According to the team, the device harnesses beat-heavy music and sends out the electrical pulses in time with the tune. For the demo, my phone's music library was scanned, with AC/DC's Back in Black considered suitable for the test. I had to connect my music player to Nervana via a 3.5mm male-male cable, and the feed is pushed out via special headphones. The left earphone contains a pair of electrodes that, via an earbud made of conductive silicon, sends the electricity through the corresponding ear canal.
It took a lot of trial and error to get to the point where the stimulation was working, and having Back in Black screaming at high volume certainly wasn't conducive to a relaxing environment. Then again, when the system began to work, I could certainly feel some sensation, although nothing too discomforting. After about 14 minutes, I did feel a mild sense of elation that lasted until I shut down the device, and for the next five minutes, I was a little spaced out.
At last year's CES, I helped test out Thync, a wearable that was designed to calm you down or get you pumped up for a big day.
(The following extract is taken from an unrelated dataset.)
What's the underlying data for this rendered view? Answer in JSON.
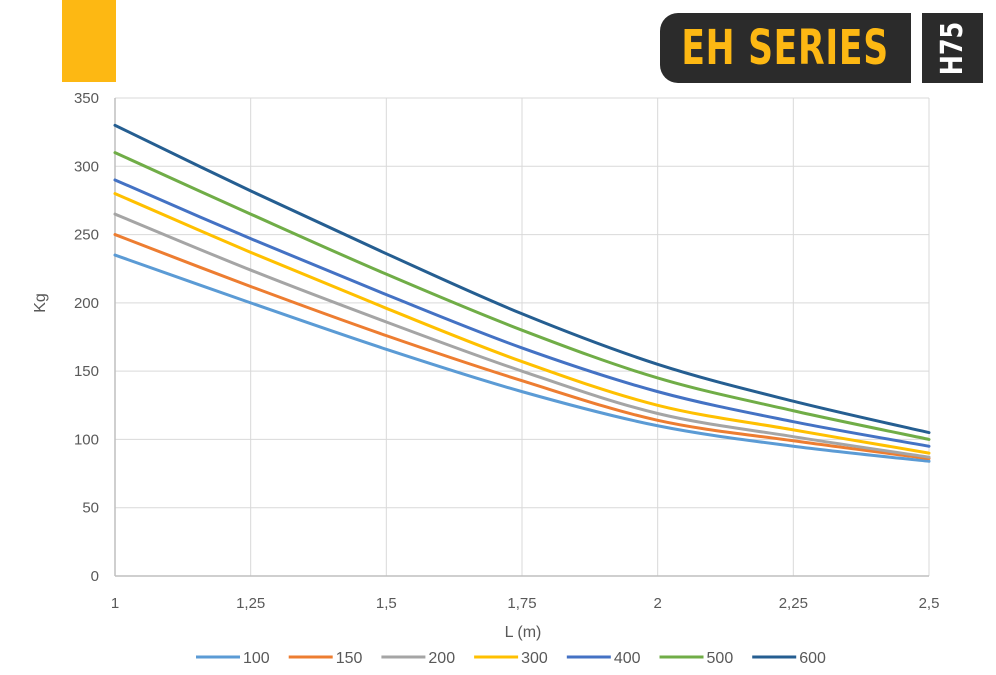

Similar to that device, it's hard to know at first blush if the sensations that I felt were genuine or simply a byproduct of the environment. After all, sitting down and listening to 15 minutes of music, drowning out the din of a loud and busy trade show, could probably make you feel similar levels of relaxation. With all of these things, it's impossible to say if their effective without significant testing under less chaotic conditions.
If you're looking to try it for yourself, I'm told that the device will be available for sale at some point in the second quarter of the year. It'll retail for $299, and the company has promised me that it's already looking at ways to make finished product significantly more elegant than what's available today.